Prix du riz: Repartis à la hausse pour pénaliser les pauvres

3 500 Ar le kilo ou 1 000 Ar le « kapoaka » ou le contenu d’une boîte de lait concentré. C’est le prix du riz à Sambava selon des sources locales. Ainsi, l’on a dépassé le prix record (3 000 Ar/kg) lors de la dernière crise du riz en 2004. Et dans la capitale, le kilo démarre généralement à 2 000 Ar. Après les fortes poussées inflationnistes de janvier et février derniers donc, les consommateurs doivent de nouveau composer avec une importante hausse des prix du riz. C’est l’effet Enawo. Les difficultés d’approvisionnement pour certaines zones posent problème et poussent les prix vers le haut. Mais il ne faut pas non plus oublier que des opportunistes profitent de la situation pour procéder à des augmentations artificielles. Fin février, le premier ministre a avancé sur les ondes de la radio nationale que le prix du riz débarqué à Tanà était à 1 270 Ar. Comment expliquer qu’en l’espace de moins d’un mois, il grimpe à 2 000 Ar ? La différence de 730 Ar/kg est trop importante pour constituer une marge bénéficiaire normale des différents opérateurs de la filière (importateurs, grossistes et détaillants). Une bonne partie de cette marge est tout simplement empochée par des opportunistes.
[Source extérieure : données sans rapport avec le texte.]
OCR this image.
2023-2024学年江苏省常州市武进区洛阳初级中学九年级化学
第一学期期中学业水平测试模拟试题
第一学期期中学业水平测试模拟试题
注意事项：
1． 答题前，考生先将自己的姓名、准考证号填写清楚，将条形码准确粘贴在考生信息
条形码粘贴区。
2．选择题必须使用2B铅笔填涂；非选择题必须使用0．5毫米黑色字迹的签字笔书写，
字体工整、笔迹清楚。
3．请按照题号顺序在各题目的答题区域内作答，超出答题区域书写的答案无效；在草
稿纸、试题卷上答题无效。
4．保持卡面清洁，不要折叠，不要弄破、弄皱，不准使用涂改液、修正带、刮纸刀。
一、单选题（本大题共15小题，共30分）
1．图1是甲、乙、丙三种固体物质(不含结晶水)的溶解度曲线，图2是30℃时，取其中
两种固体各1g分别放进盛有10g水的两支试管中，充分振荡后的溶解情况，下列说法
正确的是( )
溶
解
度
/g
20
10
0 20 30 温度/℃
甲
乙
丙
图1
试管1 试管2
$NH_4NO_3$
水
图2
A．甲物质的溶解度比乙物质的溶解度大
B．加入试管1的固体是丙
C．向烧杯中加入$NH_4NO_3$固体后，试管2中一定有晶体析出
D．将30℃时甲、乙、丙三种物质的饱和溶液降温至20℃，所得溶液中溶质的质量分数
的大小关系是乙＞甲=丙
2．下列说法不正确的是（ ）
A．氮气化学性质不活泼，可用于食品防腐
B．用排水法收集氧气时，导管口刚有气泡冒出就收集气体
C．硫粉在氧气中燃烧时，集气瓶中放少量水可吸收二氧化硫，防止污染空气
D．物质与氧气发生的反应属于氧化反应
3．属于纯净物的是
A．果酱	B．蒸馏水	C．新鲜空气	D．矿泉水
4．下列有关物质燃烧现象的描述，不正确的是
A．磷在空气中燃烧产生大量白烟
Sinon, il faut aussi souligner que l’ariary a fortement dégringolé face au dollar, la monnaie avec laquelle est libellée la plupart des importations dont celles du riz. En une semaine seulement, la monnaie locale s’est dépréciée de 6% face au billet vert. Ce qui signifie que les prochaines cargaisons d’importation risquent d’être plus chères. Autrement dit, la hausse des prix du riz pourrait encore continuer de plus belle. En effet, l’entrée du riz de la première récolte sur le marché local n’est pas assez importante pour faire baisser les prix de manière significative. A titre de rappel, le ministre du commerce et de la consommation a évoqué avant les fortes hausses des prix du riz en janvier que cette récolte a affiché un gap de 80% ! Cette annonce a été suivie immédiatement d’une forte inflation des prix du riz sur le marché local. Cette coïncidence a fait jaser quant à l’opportunité ou non de la révélation de ce chiffre par le ministre, surtout que la période concernée coïncidait avec la soudure toujours marquée par une hausse généralisée des prix. En effet, cette annonce semble avoir poussé les prix vers le haut. Pour expliquer le phénomène, les dirigeants ont pointé du doigt les grossistes qu’ils ont accusé de faire de la rétention de stocks.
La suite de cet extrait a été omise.